P2–P1′ macrocyclization of P2 phenylglycine based HCV NS3 protease inhibitors using ring-closing metathesis

Abstract

Macrocyclization is a commonly used strategy to preorganize HCV NS3 protease inhibitors in their bioactive conformation. Moreover, macrocyclization generally leads to greater stability and improved pharmacokinetic properties. In HCV NS3 protease inhibitors, it has been shown to be beneficial to include a vinylated phenylglycine in the P2 position in combination with alkenylic P1′ substituents.

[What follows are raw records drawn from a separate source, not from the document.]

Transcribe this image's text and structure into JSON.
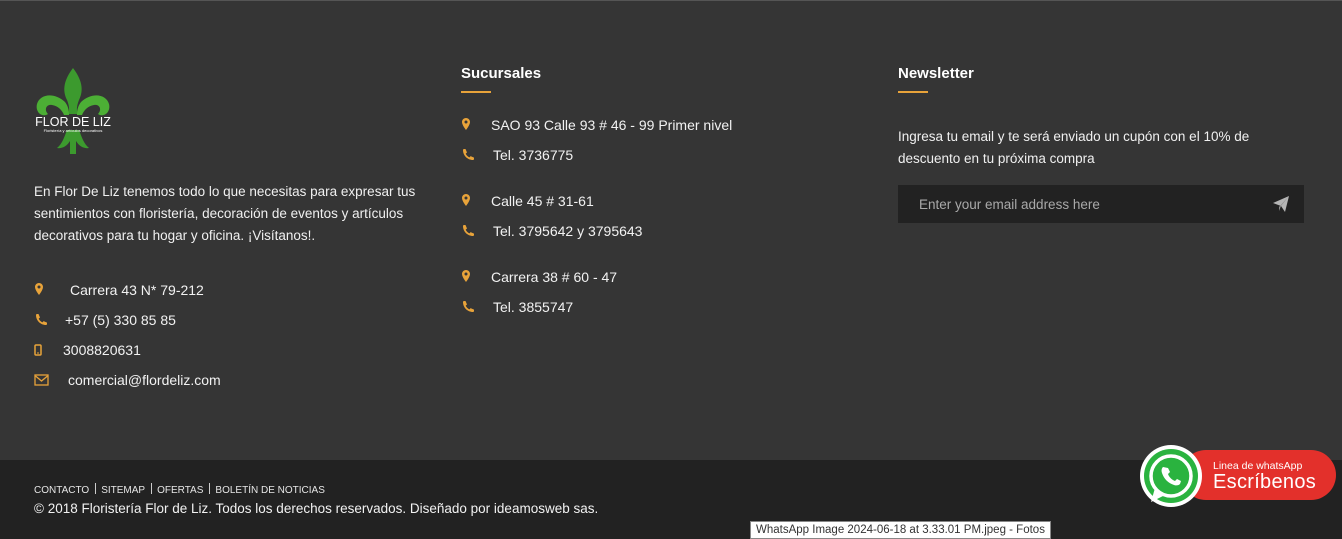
{
  "about": {
    "logo_text": "FLOR DE LIZ",
    "logo_subtext": "Floristería y artículos decorativos",
    "description": "En Flor De Liz tenemos todo lo que necesitas para expresar tus sentimientos con floristería, decoración de eventos y artículos decorativos para tu hogar y oficina. ¡Visítanos!.",
    "contacts": [
      {
        "icon": "map-marker-icon",
        "text": "Carrera 43 N* 79-212"
      },
      {
        "icon": "phone-icon",
        "text": "+57 (5) 330 85 85"
      },
      {
        "icon": "mobile-icon",
        "text": "3008820631"
      },
      {
        "icon": "envelope-icon",
        "text": "comercial@flordeliz.com"
      }
    ]
  },
  "branches": {
    "heading": "Sucursales",
    "items": [
      {
        "address": "SAO 93 Calle 93 # 46 - 99 Primer nivel",
        "phone": "Tel. 3736775"
      },
      {
        "address": "Calle 45 # 31-61",
        "phone": "Tel. 3795642 y 3795643"
      },
      {
        "address": "Carrera 38 # 60 - 47",
        "phone": "Tel. 3855747"
      }
    ]
  },
  "newsletter": {
    "heading": "Newsletter",
    "text": "Ingresa tu email y te será enviado un cupón con el 10% de descuento en tu próxima compra",
    "placeholder": "Enter your email address here",
    "send_icon": "paper-plane-icon"
  },
  "footer": {
    "links": [
      "CONTACTO",
      "SITEMAP",
      "OFERTAS",
      "BOLETÍN DE NOTICIAS"
    ],
    "copyright": "© 2018 Floristería Flor de Liz. Todos los derechos reservados. Diseñado por ideamosweb sas."
  },
  "whatsapp": {
    "line1": "Linea de whatsApp",
    "line2": "Escríbenos"
  },
  "tooltip": "WhatsApp Image 2024-06-18 at 3.33.01 PM.jpeg - Fotos",
  "colors": {
    "background": "#353535",
    "bottom_bar": "#222222",
    "accent": "#e8a33a",
    "whatsapp_red": "#e3302b",
    "whatsapp_green": "#2ab33f"
  }
}
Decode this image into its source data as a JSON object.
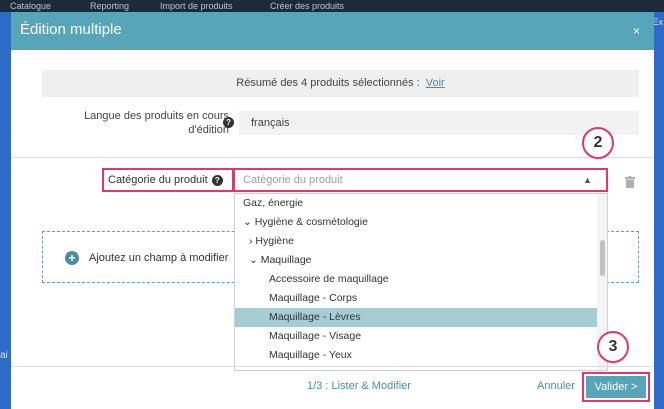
{
  "background": {
    "top_tabs": [
      "Catalogue",
      "Reporting",
      "Import de produits",
      "Créer des produits"
    ],
    "left_fragment": "ai",
    "right_fragment": "Ex"
  },
  "modal": {
    "title": "Édition multiple",
    "close_label": "×",
    "summary": {
      "text": "Résumé des 4 produits sélectionnés :",
      "link": "Voir"
    },
    "language": {
      "label": "Langue des produits en cours d'édition",
      "help": "?",
      "value": "français"
    },
    "category": {
      "label": "Catégorie du produit",
      "help": "?",
      "placeholder": "Catégorie du produit",
      "caret": "^"
    },
    "dropdown": {
      "items": [
        {
          "label": "Gaz, énergie"
        },
        {
          "label": "⌄ Hygiène & cosmétologie"
        },
        {
          "label": "› Hygiène"
        },
        {
          "label": "⌄ Maquillage"
        },
        {
          "label": "Accessoire de maquillage"
        },
        {
          "label": "Maquillage - Corps"
        },
        {
          "label": "Maquillage - Lèvres"
        },
        {
          "label": "Maquillage - Visage"
        },
        {
          "label": "Maquillage - Yeux"
        }
      ],
      "selected_index": 6
    },
    "add_field": {
      "label": "Ajoutez un champ à modifier"
    },
    "footer": {
      "step": "1/3 : Lister & Modifier",
      "cancel": "Annuler",
      "submit": "Valider >"
    }
  },
  "annotations": {
    "badge_2": "2",
    "badge_3": "3"
  },
  "colors": {
    "header": "#57a5b8",
    "accent": "#4a8fa3",
    "highlight": "#e0386a",
    "selected_row": "#a6cdd6"
  }
}
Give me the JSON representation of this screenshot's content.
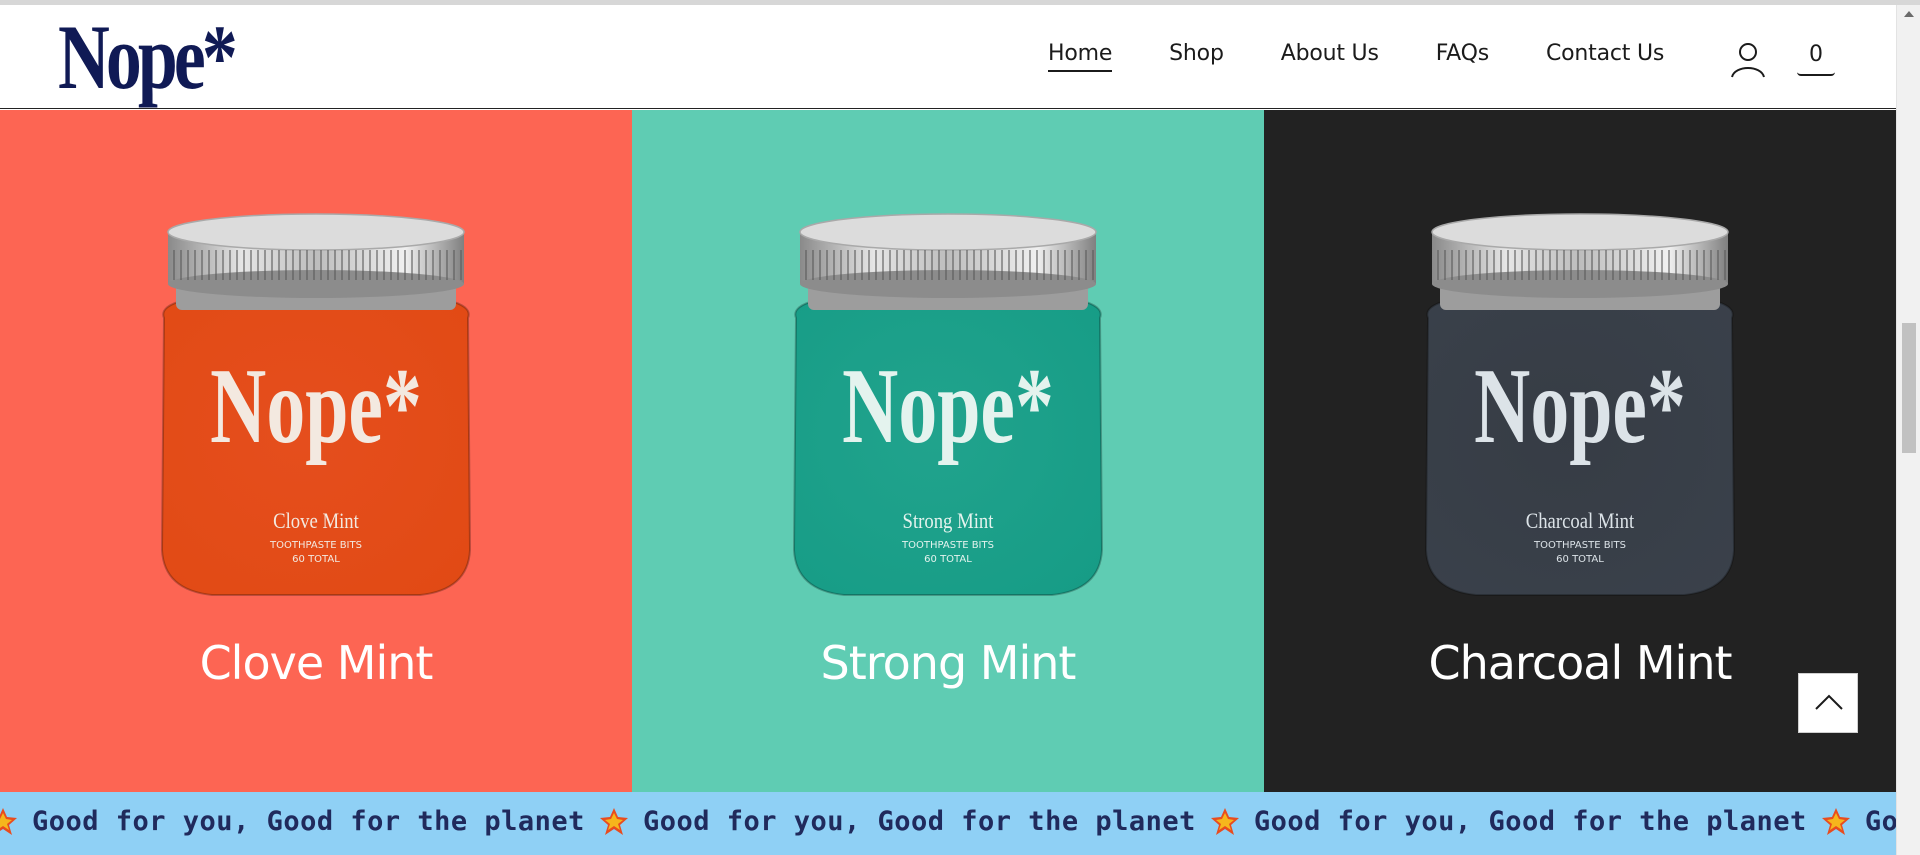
{
  "brand": {
    "name": "Nope*"
  },
  "nav": {
    "items": [
      {
        "label": "Home",
        "active": true
      },
      {
        "label": "Shop",
        "active": false
      },
      {
        "label": "About Us",
        "active": false
      },
      {
        "label": "FAQs",
        "active": false
      },
      {
        "label": "Contact Us",
        "active": false
      }
    ],
    "account_icon": "user-icon",
    "cart_count": "0"
  },
  "products": [
    {
      "name": "Clove Mint",
      "jar_brand": "Nope*",
      "jar_flavor": "Clove Mint",
      "jar_line1": "TOOTHPASTE BITS",
      "jar_line2": "60 TOTAL",
      "bg": "#fd6553",
      "jar_color": "#e14a14",
      "label_color": "#f3e9e0"
    },
    {
      "name": "Strong Mint",
      "jar_brand": "Nope*",
      "jar_flavor": "Strong Mint",
      "jar_line1": "TOOTHPASTE BITS",
      "jar_line2": "60 TOTAL",
      "bg": "#5fccb3",
      "jar_color": "#169c86",
      "label_color": "#e4f3ee"
    },
    {
      "name": "Charcoal Mint",
      "jar_brand": "Nope*",
      "jar_flavor": "Charcoal Mint",
      "jar_line1": "TOOTHPASTE BITS",
      "jar_line2": "60 TOTAL",
      "bg": "#222222",
      "jar_color": "#3a414b",
      "label_color": "#dce3e8"
    }
  ],
  "marquee": {
    "text": "Good for you, Good for the planet",
    "icon": "star-badge-icon",
    "repeat": [
      "Good for you, Good for the planet",
      "Good for you, Good for the planet",
      "Good for you, Good for the planet",
      "Good for you, Good for the planet",
      "Good for you, Good for the planet"
    ]
  },
  "scroll_top": {
    "icon": "chevron-up-icon"
  },
  "colors": {
    "brand_navy": "#101a55",
    "marquee_bg": "#8fd0f5",
    "marquee_text": "#202a5c"
  }
}
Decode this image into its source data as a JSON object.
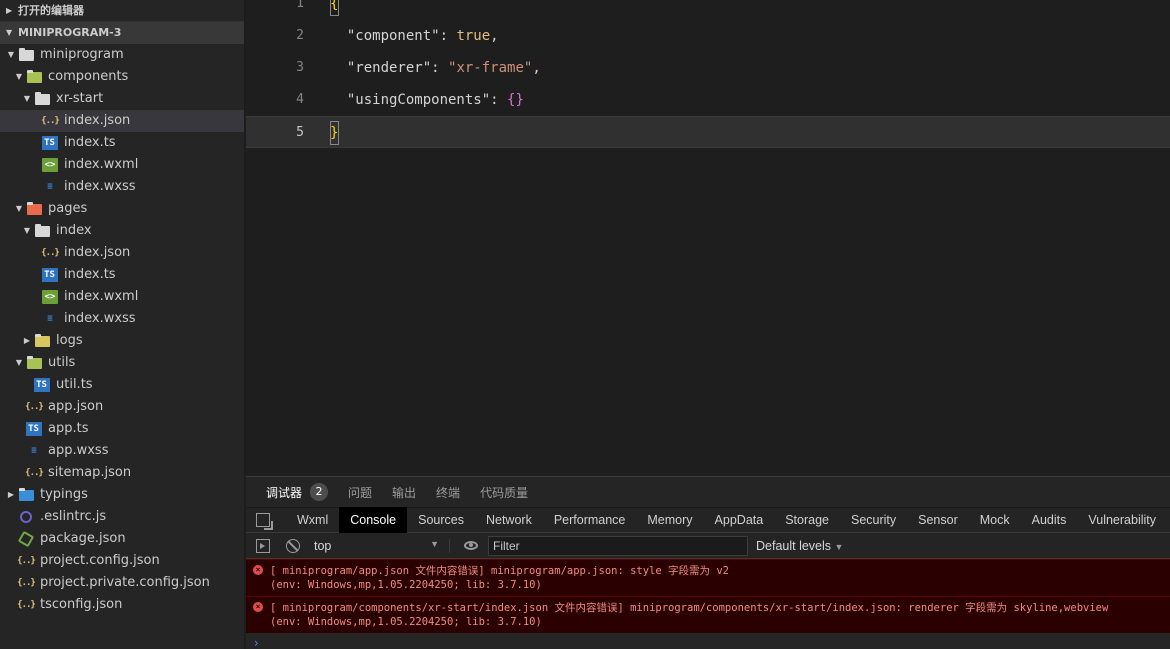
{
  "explorer": {
    "open_editors_label": "打开的编辑器",
    "project_label": "MINIPROGRAM-3",
    "tree": [
      {
        "label": "miniprogram",
        "level": 1,
        "type": "folder",
        "expanded": true,
        "color": "#d8d8d8"
      },
      {
        "label": "components",
        "level": 2,
        "type": "folder",
        "expanded": true,
        "color": "#a8c256"
      },
      {
        "label": "xr-start",
        "level": 3,
        "type": "folder",
        "expanded": true,
        "color": "#d8d8d8"
      },
      {
        "label": "index.json",
        "level": 4,
        "type": "json",
        "selected": true
      },
      {
        "label": "index.ts",
        "level": 4,
        "type": "ts"
      },
      {
        "label": "index.wxml",
        "level": 4,
        "type": "wxml"
      },
      {
        "label": "index.wxss",
        "level": 4,
        "type": "wxss"
      },
      {
        "label": "pages",
        "level": 2,
        "type": "folder",
        "expanded": true,
        "color": "#e96a4c"
      },
      {
        "label": "index",
        "level": 3,
        "type": "folder",
        "expanded": true,
        "color": "#d8d8d8"
      },
      {
        "label": "index.json",
        "level": 4,
        "type": "json"
      },
      {
        "label": "index.ts",
        "level": 4,
        "type": "ts"
      },
      {
        "label": "index.wxml",
        "level": 4,
        "type": "wxml"
      },
      {
        "label": "index.wxss",
        "level": 4,
        "type": "wxss"
      },
      {
        "label": "logs",
        "level": 3,
        "type": "folder",
        "expanded": false,
        "color": "#d9c45f"
      },
      {
        "label": "utils",
        "level": 2,
        "type": "folder",
        "expanded": true,
        "color": "#a8c256"
      },
      {
        "label": "util.ts",
        "level": 3,
        "type": "ts"
      },
      {
        "label": "app.json",
        "level": 2,
        "type": "json"
      },
      {
        "label": "app.ts",
        "level": 2,
        "type": "ts"
      },
      {
        "label": "app.wxss",
        "level": 2,
        "type": "wxss"
      },
      {
        "label": "sitemap.json",
        "level": 2,
        "type": "json"
      },
      {
        "label": "typings",
        "level": 1,
        "type": "folder",
        "expanded": false,
        "color": "#3a8ed8"
      },
      {
        "label": ".eslintrc.js",
        "level": 1,
        "type": "eslint"
      },
      {
        "label": "package.json",
        "level": 1,
        "type": "pkg"
      },
      {
        "label": "project.config.json",
        "level": 1,
        "type": "json"
      },
      {
        "label": "project.private.config.json",
        "level": 1,
        "type": "json"
      },
      {
        "label": "tsconfig.json",
        "level": 1,
        "type": "json"
      }
    ]
  },
  "editor": {
    "current_line": 5,
    "lines": [
      {
        "num": "1",
        "tokens": [
          {
            "t": "{",
            "c": "brace-y"
          }
        ]
      },
      {
        "num": "2",
        "tokens": [
          {
            "t": "  ",
            "c": ""
          },
          {
            "t": "\"component\"",
            "c": "json-key"
          },
          {
            "t": ": ",
            "c": ""
          },
          {
            "t": "true",
            "c": "kw"
          },
          {
            "t": ",",
            "c": ""
          }
        ]
      },
      {
        "num": "3",
        "tokens": [
          {
            "t": "  ",
            "c": ""
          },
          {
            "t": "\"renderer\"",
            "c": "json-key"
          },
          {
            "t": ": ",
            "c": ""
          },
          {
            "t": "\"xr-frame\"",
            "c": "str-val"
          },
          {
            "t": ",",
            "c": ""
          }
        ]
      },
      {
        "num": "4",
        "tokens": [
          {
            "t": "  ",
            "c": ""
          },
          {
            "t": "\"usingComponents\"",
            "c": "json-key"
          },
          {
            "t": ": ",
            "c": ""
          },
          {
            "t": "{}",
            "c": "brace-p"
          }
        ]
      },
      {
        "num": "5",
        "tokens": [
          {
            "t": "}",
            "c": "brace-y"
          }
        ]
      }
    ]
  },
  "panel": {
    "tabs": [
      {
        "label": "调试器",
        "active": true,
        "badge": "2"
      },
      {
        "label": "问题"
      },
      {
        "label": "输出"
      },
      {
        "label": "终端"
      },
      {
        "label": "代码质量"
      }
    ],
    "devtools_tabs": [
      "Wxml",
      "Console",
      "Sources",
      "Network",
      "Performance",
      "Memory",
      "AppData",
      "Storage",
      "Security",
      "Sensor",
      "Mock",
      "Audits",
      "Vulnerability"
    ],
    "devtools_active": "Console",
    "context": "top",
    "filter_placeholder": "Filter",
    "levels_label": "Default levels",
    "messages": [
      {
        "line1": "[ miniprogram/app.json 文件内容错误] miniprogram/app.json: style 字段需为 v2",
        "line2": "(env: Windows,mp,1.05.2204250; lib: 3.7.10)"
      },
      {
        "line1": "[ miniprogram/components/xr-start/index.json 文件内容错误] miniprogram/components/xr-start/index.json: renderer 字段需为 skyline,webview",
        "line2": "(env: Windows,mp,1.05.2204250; lib: 3.7.10)"
      }
    ],
    "prompt_symbol": "›"
  }
}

A series of 14-, 15- and 16-membered macrocyclic HCV NS3 protease inhibitors with the linker connecting the P2 phenylglycine and the alkenylic P1′ were synthesized by ring-closing metathesis, using both microwave and conventional heating. Besides formation of the expected macrocycles in cis and trans configuration as major products, both ring-contracted and double-bond migrated isomers were obtained, in particular during formation of the smaller rings (14- and 15-membered rings). All inhibitors had Ki-values in the nanomolar range, but only one inhibitor type was improved by rigidification. The loss in inhibitory effect can be attributed to a disruption of the beneficial π–π interaction between the P2 fragment and H57, which proved to be especially deleterious for the d-phenylglycine epimers.